As the Clarion Content wrote last week on the front page, extreme weather is a part of a trend of increased global weather turbulence; from the snowstorms that have been dumping on the Eastern seaboard, to the massive rainstorms and deadly accompanying mudslides in Southern California. This weather is an an outcome of global warming scientists have long anticipated. A warmer planet is a planet with more turbulent weather, weather turbulence means bigger, more intense storms of all sorts, mostly because polar ice cap melting has significantly increased the amount of moisture in the atmosphere.

The signs of warming are everywhere. It is not just the extreme weather. One of the early advocates of population control, localized economy and an awareness of global warming, Bill McKibben writes in the Washington Post today, "in the mountains of the Northeast, for instance, lakes freeze later than they used to, and sometimes not at all: Lake Champlain remained open in winter only three times during the 19th century, but it did so 18 times between 1970 and 2007." So while the American South is getting slugged with snow, other formerly colder locales are getting unseasonably warm weather.

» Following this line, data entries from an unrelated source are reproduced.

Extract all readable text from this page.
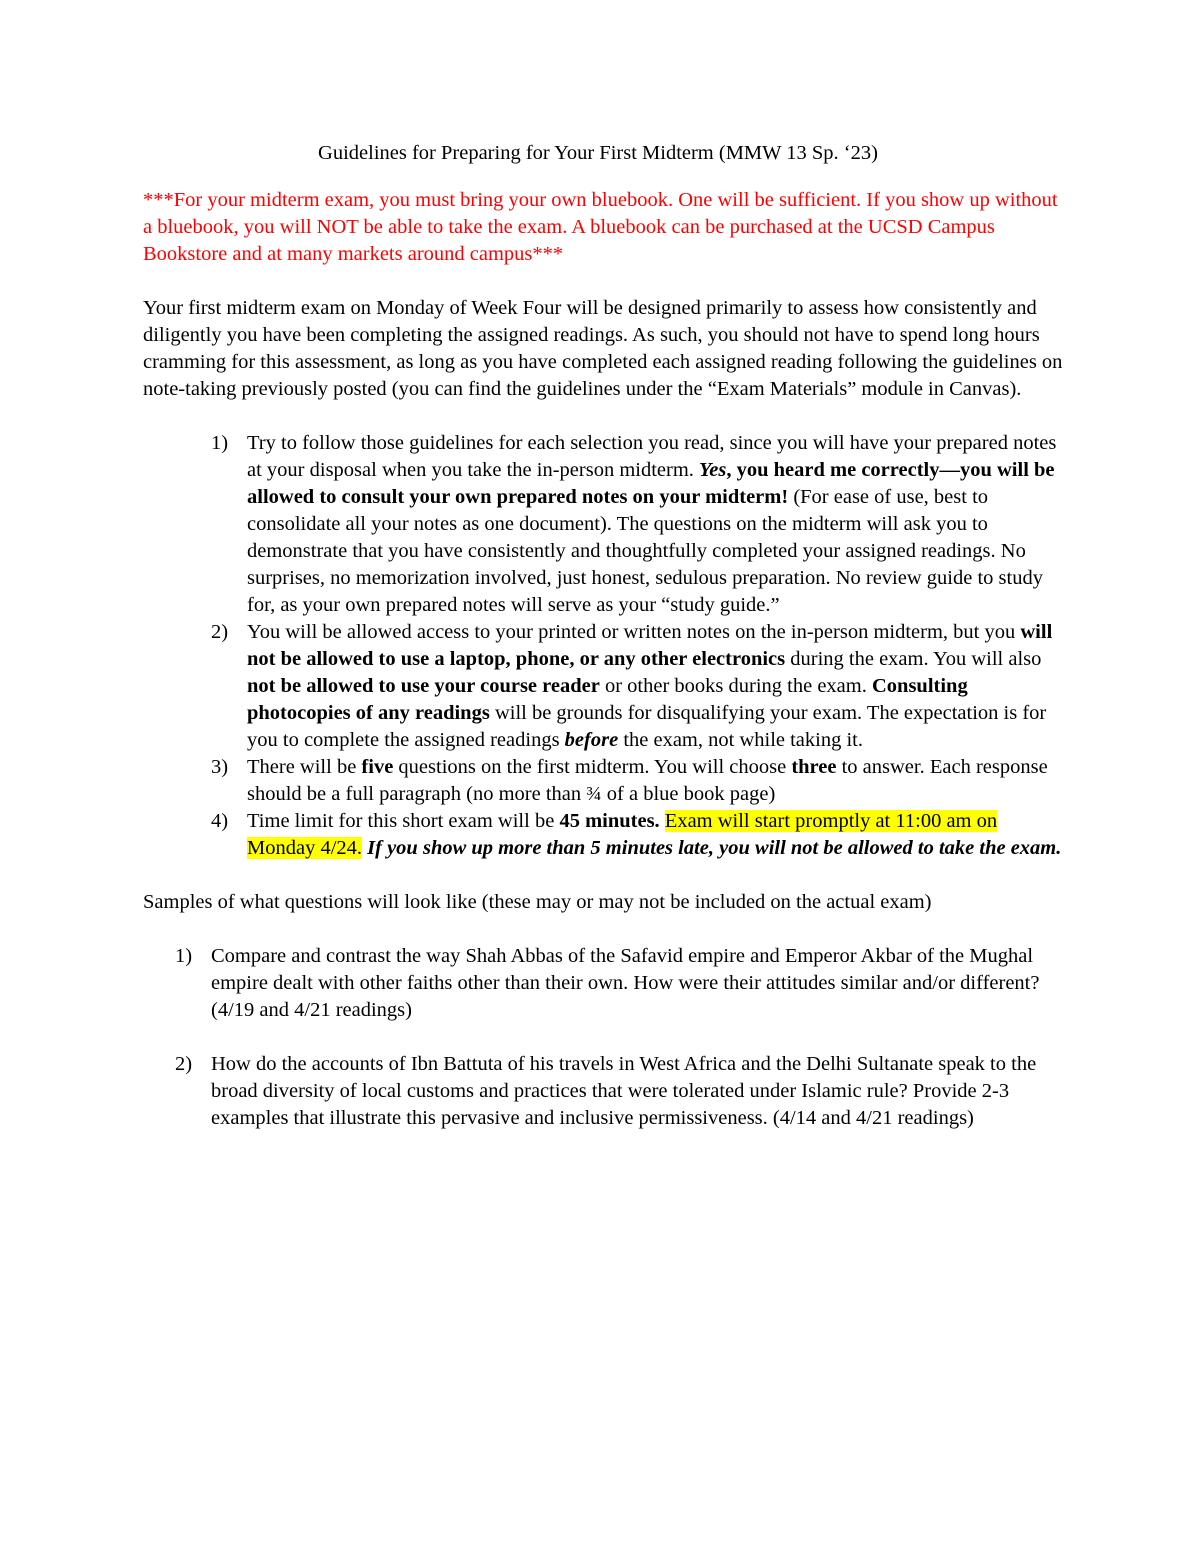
Guidelines for Preparing for Your First Midterm (MMW 13 Sp. ‘23)

***For your midterm exam, you must bring your own bluebook. One will be sufficient. If you show up without a bluebook, you will NOT be able to take the exam. A bluebook can be purchased at the UCSD Campus Bookstore and at many markets around campus***

Your first midterm exam on Monday of Week Four will be designed primarily to assess how consistently and diligently you have been completing the assigned readings. As such, you should not have to spend long hours cramming for this assessment, as long as you have completed each assigned reading following the guidelines on note-taking previously posted (you can find the guidelines under the “Exam Materials” module in Canvas).

1) Try to follow those guidelines for each selection you read, since you will have your prepared notes at your disposal when you take the in-person midterm. Yes, you heard me correctly—you will be allowed to consult your own prepared notes on your midterm! (For ease of use, best to consolidate all your notes as one document). The questions on the midterm will ask you to demonstrate that you have consistently and thoughtfully completed your assigned readings. No surprises, no memorization involved, just honest, sedulous preparation. No review guide to study for, as your own prepared notes will serve as your “study guide.”
2) You will be allowed access to your printed or written notes on the in-person midterm, but you will not be allowed to use a laptop, phone, or any other electronics during the exam. You will also not be allowed to use your course reader or other books during the exam. Consulting photocopies of any readings will be grounds for disqualifying your exam. The expectation is for you to complete the assigned readings before the exam, not while taking it.
3) There will be five questions on the first midterm. You will choose three to answer. Each response should be a full paragraph (no more than ¾ of a blue book page)
4) Time limit for this short exam will be 45 minutes. Exam will start promptly at 11:00 am on Monday 4/24. If you show up more than 5 minutes late, you will not be allowed to take the exam.

Samples of what questions will look like (these may or may not be included on the actual exam)

1) Compare and contrast the way Shah Abbas of the Safavid empire and Emperor Akbar of the Mughal empire dealt with other faiths other than their own. How were their attitudes similar and/or different? (4/19 and 4/21 readings)
2) How do the accounts of Ibn Battuta of his travels in West Africa and the Delhi Sultanate speak to the broad diversity of local customs and practices that were tolerated under Islamic rule? Provide 2-3 examples that illustrate this pervasive and inclusive permissiveness. (4/14 and 4/21 readings)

McKibben notes that cross-country skiing races in the Green Mountains of Vermont have been canceled. Canada has been trucking snow into Vancouver, the site of the Winter Olympics. Despite that logistical effort, it was just announced this morning that the men's downhill skiing competition at the Vancouver Olympics has been postponed indefinitely due to slushy conditions.

As we have noted, not all the impacts of warming are bad or harmful for humans, but those who deny the existence of climate change are on more intellectually specious ground every day. As the Clarion Content advocated last week, the focus of the debate must shift to what are the impacts of global warming and which of those impacts it is costs effective to attempt to ameliorate.